One of the most fascinating things about Ava DuVernay’s Selma is the way history itself seems to become an actual character in it. But not in a portentous, solemn way. Depicting the explosive events in the Alabama city in 1965, which culminated with the epic march from Selma to Montgomery, the film seeks not to contain the entire Civil Rights struggle, or even to offer a biopic-style portrait of Martin Luther King, Jr. (played by the great David Oyelowo). Rather, it focuses on the machinations, negotiations, in-fighting, and backroom dealings that went into the organization of the march and Lyndon B. Johnson’s signing of the Voting Rights Act in 1965. Watching the film, I was occasionally reminded of Francesco Rosi’s political dramas of the 1960s and 70s. In films like The Mattei Affair, Rosi gave us the spectacle of men talking and arguing about process, activism, methods, and organizations – history told through the mundane poetry of acronyms and theory, the kind of thing most filmmakers would ruthlessly avoid. It takes a unique kind of patience, sobriety, and skill to make that compelling on a movie screen. DuVernay’s clearly got all of that.

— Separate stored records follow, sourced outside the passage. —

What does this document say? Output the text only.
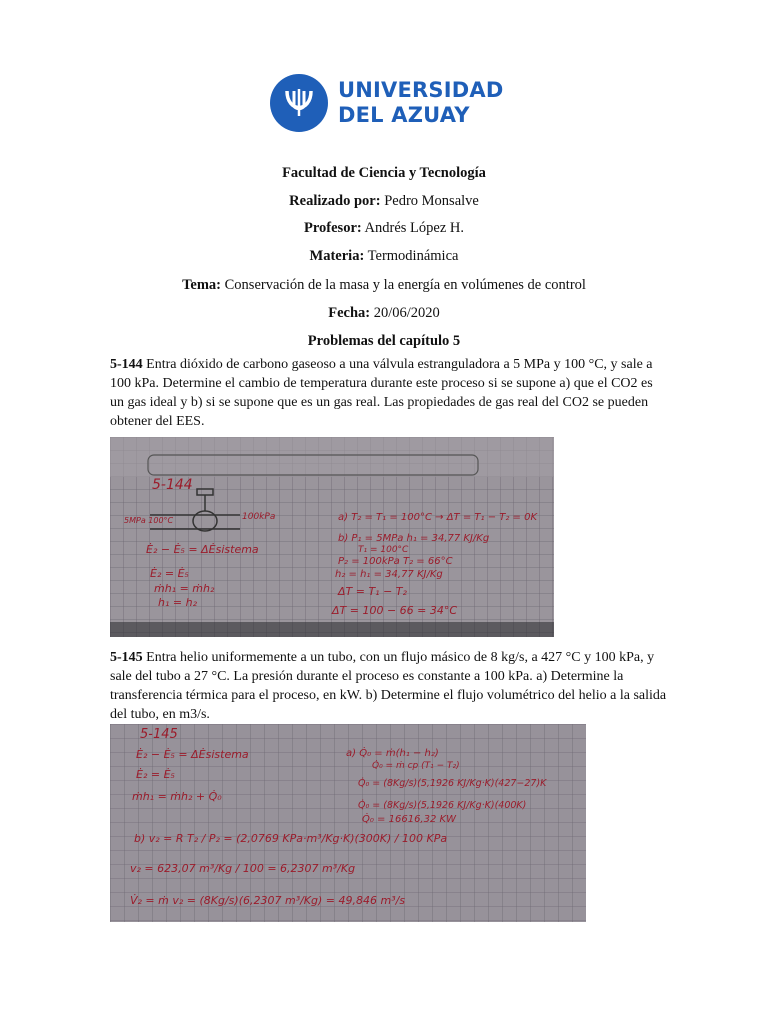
UNIVERSIDAD
DEL AZUAY
Facultad de Ciencia y Tecnología
Realizado por: Pedro Monsalve
Profesor: Andrés López H.
Materia: Termodinámica
Tema: Conservación de la masa y la energía en volúmenes de control
Fecha: 20/06/2020
Problemas del capítulo 5
5-144 Entra dióxido de carbono gaseoso a una válvula estranguladora a 5 MPa y 100 °C, y sale a 100 kPa. Determine el cambio de temperatura durante este proceso si se supone a) que el CO2 es un gas ideal y b) si se supone que es un gas real. Las propiedades de gas real del CO2 se pueden obtener del EES.
5-144
5MPa 100°C	100kPa
Ė₂ − Ė₅ = ΔĖsistema
Ė₂ = Ė₅
ṁh₁ = ṁh₂
h₁ = h₂
a) T₂ = T₁ = 100°C → ΔT = T₁ − T₂ = 0K
b) P₁ = 5MPa h₁ = 34,77 KJ/Kg
T₁ = 100°C
P₂ = 100kPa T₂ = 66°C
h₂ = h₁ = 34,77 KJ/Kg
ΔT = T₁ − T₂
ΔT = 100 − 66 = 34°C
5-145 Entra helio uniformemente a un tubo, con un flujo másico de 8 kg/s, a 427 °C y 100 kPa, y sale del tubo a 27 °C. La presión durante el proceso es constante a 100 kPa. a) Determine la transferencia térmica para el proceso, en kW. b) Determine el flujo volumétrico del helio a la salida del tubo, en m3/s.
5-145
Ė₂ − Ė₅ = ΔĖsistema
Ė₂ = Ė₅
ṁh₁ = ṁh₂ + Q̇₀
a) Q̇₀ = ṁ(h₁ − h₂)
Q̇₀ = ṁ cp (T₁ − T₂)
Q̇₀ = (8Kg/s)(5,1926 KJ/Kg·K)(427−27)K
Q̇₀ = (8Kg/s)(5,1926 KJ/Kg·K)(400K)
Q̇₀ = 16616,32 KW
b) v₂ = R T₂ / P₂ = (2,0769 KPa·m³/Kg·K)(300K) / 100 KPa
v₂ = 623,07 m³/Kg / 100 = 6,2307 m³/Kg
V̇₂ = ṁ v₂ = (8Kg/s)(6,2307 m³/Kg) = 49,846 m³/s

Almost all of the characters in Selma know where history is headed. It’s largely a foregone conclusion throughout the film that some form of voting rights legislation will eventually be passed. But what it will contain, how it will happen, and when – there’s the rub. Waiting things out is not an option, as King makes it clear: If blacks can’t register to vote, he points out, they can’t serve on juries; and if they can’t serve on juries, then people who do things like bomb churches can’t be brought to justice. He also admits that voting rights can’t undo poverty, or crime, or the psychological poison brought on by centuries of oppression; his words are mirrored, ironically enough, by Alabama Governor George Wallace (Tim Roth), who later confesses to Lyndon B. Johnson that he fears voting rights will be just one more step in a march towards blacks getting jobs, political power, and social welfare.

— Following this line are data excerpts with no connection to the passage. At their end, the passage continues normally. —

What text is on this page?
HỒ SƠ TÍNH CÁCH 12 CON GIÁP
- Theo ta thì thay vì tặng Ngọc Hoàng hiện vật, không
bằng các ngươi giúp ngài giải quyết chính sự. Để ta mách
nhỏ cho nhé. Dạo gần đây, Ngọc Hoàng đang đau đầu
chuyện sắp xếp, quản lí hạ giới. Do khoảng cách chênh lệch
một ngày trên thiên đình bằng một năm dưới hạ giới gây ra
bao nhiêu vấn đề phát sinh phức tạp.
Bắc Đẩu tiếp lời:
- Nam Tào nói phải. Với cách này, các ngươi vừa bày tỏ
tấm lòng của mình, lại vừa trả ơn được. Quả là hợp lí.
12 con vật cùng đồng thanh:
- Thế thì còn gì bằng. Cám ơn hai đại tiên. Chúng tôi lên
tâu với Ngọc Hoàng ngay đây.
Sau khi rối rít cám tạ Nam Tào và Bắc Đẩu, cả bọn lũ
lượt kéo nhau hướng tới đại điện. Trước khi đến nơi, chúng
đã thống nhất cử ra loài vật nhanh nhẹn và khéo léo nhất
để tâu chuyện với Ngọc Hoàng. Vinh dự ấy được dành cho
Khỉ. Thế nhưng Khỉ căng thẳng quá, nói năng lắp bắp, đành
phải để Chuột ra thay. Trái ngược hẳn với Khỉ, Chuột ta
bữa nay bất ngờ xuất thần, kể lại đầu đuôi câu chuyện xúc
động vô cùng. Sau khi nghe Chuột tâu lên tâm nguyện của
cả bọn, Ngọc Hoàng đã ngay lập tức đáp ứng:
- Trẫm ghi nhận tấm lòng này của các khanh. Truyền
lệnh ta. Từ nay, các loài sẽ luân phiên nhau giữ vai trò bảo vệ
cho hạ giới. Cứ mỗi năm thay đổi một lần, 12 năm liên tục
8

And so, the dialogue -- tense, gripping, beautiful -- keeps reinforcing the notion that voting rights isn’t an end goal, but a critical step in a longer, deeper historical process. So, too, does the imagery. DuVernay is a ground-level director who likes to tell ground-level stories, and at first, she’s less interested in the more epic qualities of these events than she is in the intimacy and immediacy of faces. She often shoots her characters in close-up, at odd angles, using shallow focus; it’s an effective way to convey the sense that no one quite has the full picture, that even though people may understand the broader arc of history, they don’t necessarily know how to get there. Everybody’s flailing, in a sense, trying to figure out the next step.

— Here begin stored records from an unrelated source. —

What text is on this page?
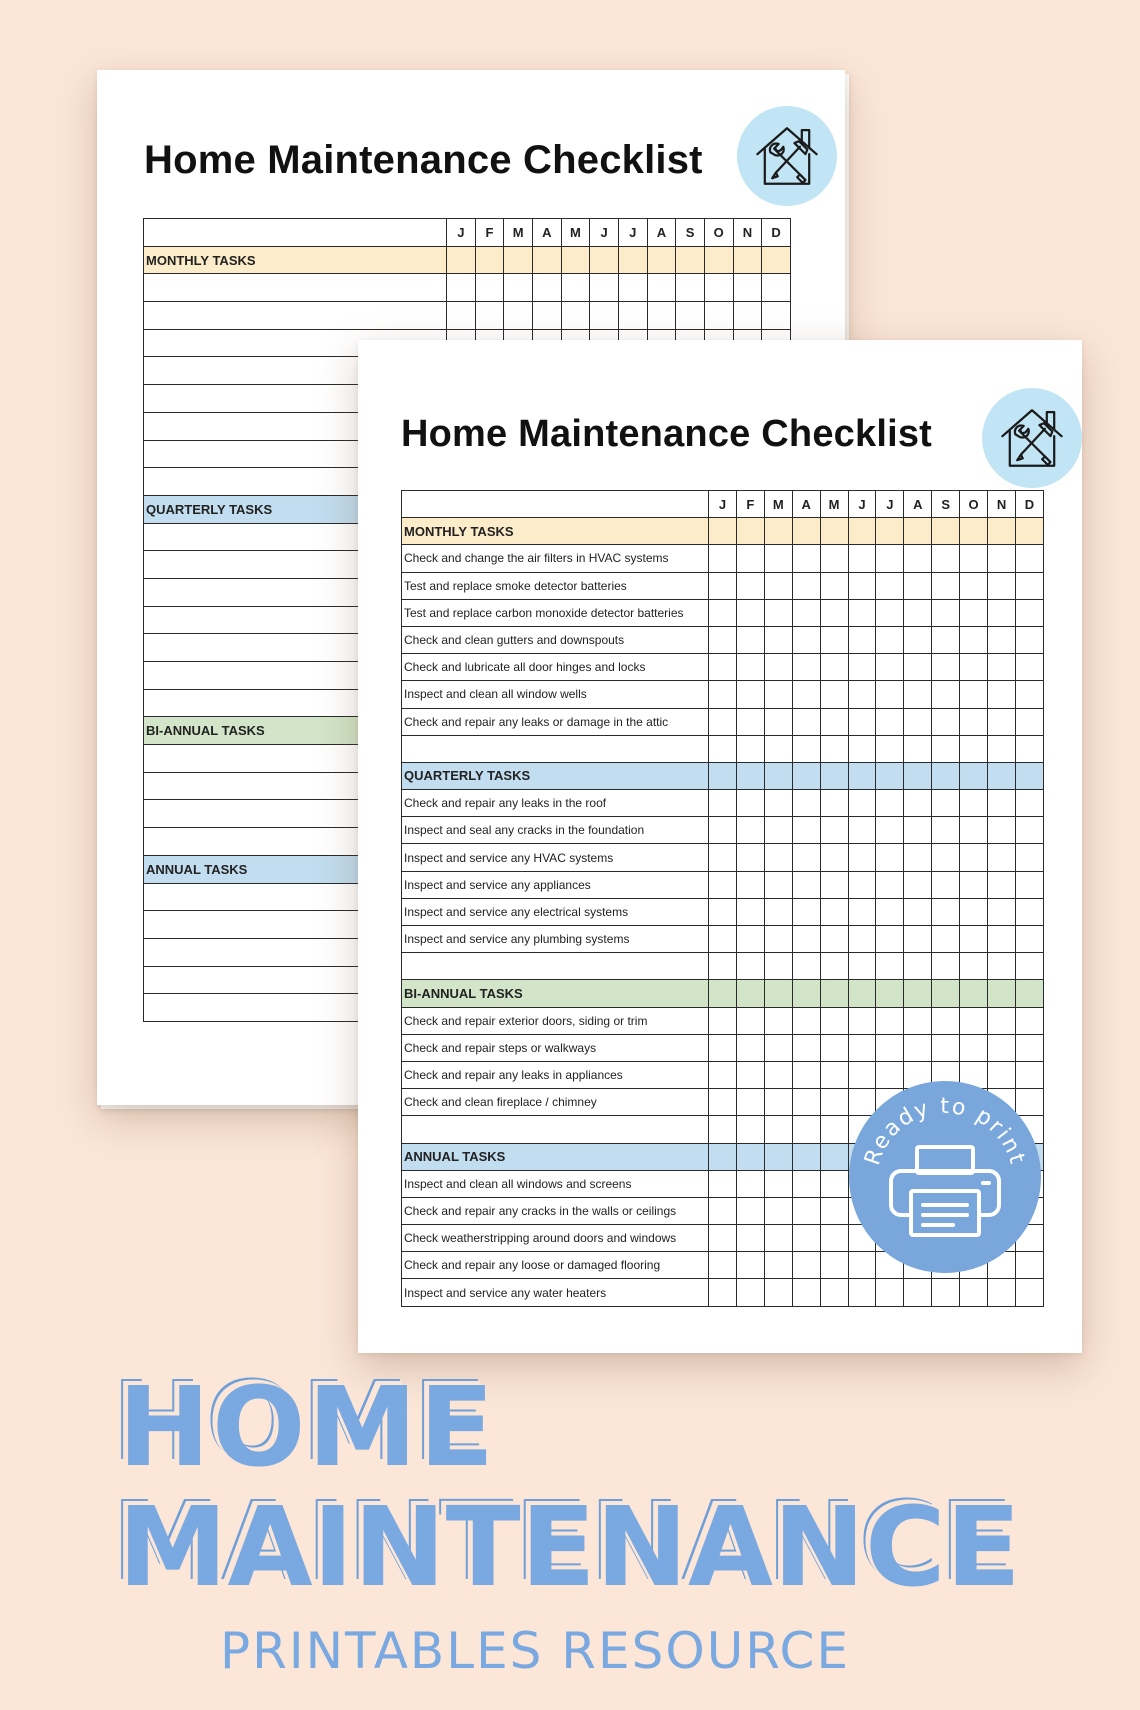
Home Maintenance Checklist
	J	F	M	A	M	J	J	A	S	O	N	D
MONTHLY TASKS												

QUARTERLY TASKS												

BI-ANNUAL TASKS												

ANNUAL TASKS												

Home Maintenance Checklist
	J	F	M	A	M	J	J	A	S	O	N	D
MONTHLY TASKS												
Check and change the air filters in HVAC systems												
Test and replace smoke detector batteries												
Test and replace carbon monoxide detector batteries												
Check and clean gutters and downspouts												
Check and lubricate all door hinges and locks												
Inspect and clean all window wells												
Check and repair any leaks or damage in the attic												

QUARTERLY TASKS												
Check and repair any leaks in the roof												
Inspect and seal any cracks in the foundation												
Inspect and service any HVAC systems												
Inspect and service any appliances												
Inspect and service any electrical systems												
Inspect and service any plumbing systems												

BI-ANNUAL TASKS												
Check and repair exterior doors, siding or trim												
Check and repair steps or walkways												
Check and repair any leaks in appliances												
Check and clean fireplace / chimney												

ANNUAL TASKS												
Inspect and clean all windows and screens												
Check and repair any cracks in the walls or ceilings												
Check weatherstripping around doors and windows												
Check and repair any loose or damaged flooring												
Inspect and service any water heaters												
Ready to print
HOME
MAINTENANCE

PRINTABLES RESOURCE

But the focus on faces doesn’t mean that space is unimportant. We often see Dr. King in church or at home – the two spaces between which he finds himself torn in the film. (The scene where he and his wife tenderly reminisce about how he once talked about getting a small-town church, owning a comfortable home, and living a life of quiet domesticity is heartbreaking.) In his conversations with Lyndon B. Johnson (Tom Wilkinson), we also sense the burden of Johnson’s office. A discussion about whether voting rights should take precedence over other Presidential priorities is framed with a portrait of George Washington at the center top of the frame, as if it were bearing down on both men. Johnson, too, is looking to figure out the right way to act – to do so in such a way that history doesn’t ridicule him down the line. In Steven Spielberg’s Lincoln, The White House was filmed like a haunted house, filled with the ghosts of slavery, waiting for the light to finally come in. Here, it’s filmed like a prison, ringed on all sides by history. When Johnson discusses the protesters outside the gates or in the lobby, we sense the anxiety of a man under siege. But we never see those protesters, as if to underscore the idea that they’re as much in the abstract as they are flesh and blood.
It could be argued that both King and Johnson are two men struggling to inhabit their "offices" -- their greater roles within a broad historical arc. So, Selma culminates in two climactic moments, both of which are filmed with the kind of sweep that DuVernay has studiously avoided for much of the film: The march itself, which intercuts between elegant crane shots and newsreel footage, and Johnson’s “We shall overcome” speech of March 1965, which is given an appropriate level of pomp and circumstance. After all the backroom wheeling and dealing that the film has shown, it’s a refreshingly un-cynical portrait of a political leader assuming the power and nobility of his office.
Some have claimed that the film downplays Johnson’s role in the Selma protests and makes it seem as if he had to be dragged into signing the Voting Rights Act. I’m not a historian, but that seems irrelevant to me in this context. Because here we have a powerful depiction of what the Presidency can mean, even when it’s been compromised. To take an example from recent history: When Barack Obama publicly came out in support of gay marriage in 2012, for one instant, all the rumors and doublespeak and unfortunate, previously-staked positions briefly faded away. Even though it was clear that a ton of political crisis management had finally led to this moment, the moment still had incredible power. Selma, better than just about any recent historical film, portrays the tension between knowledge and action, between vision and work. It dares to unravel a historical process, even as it celebrates it.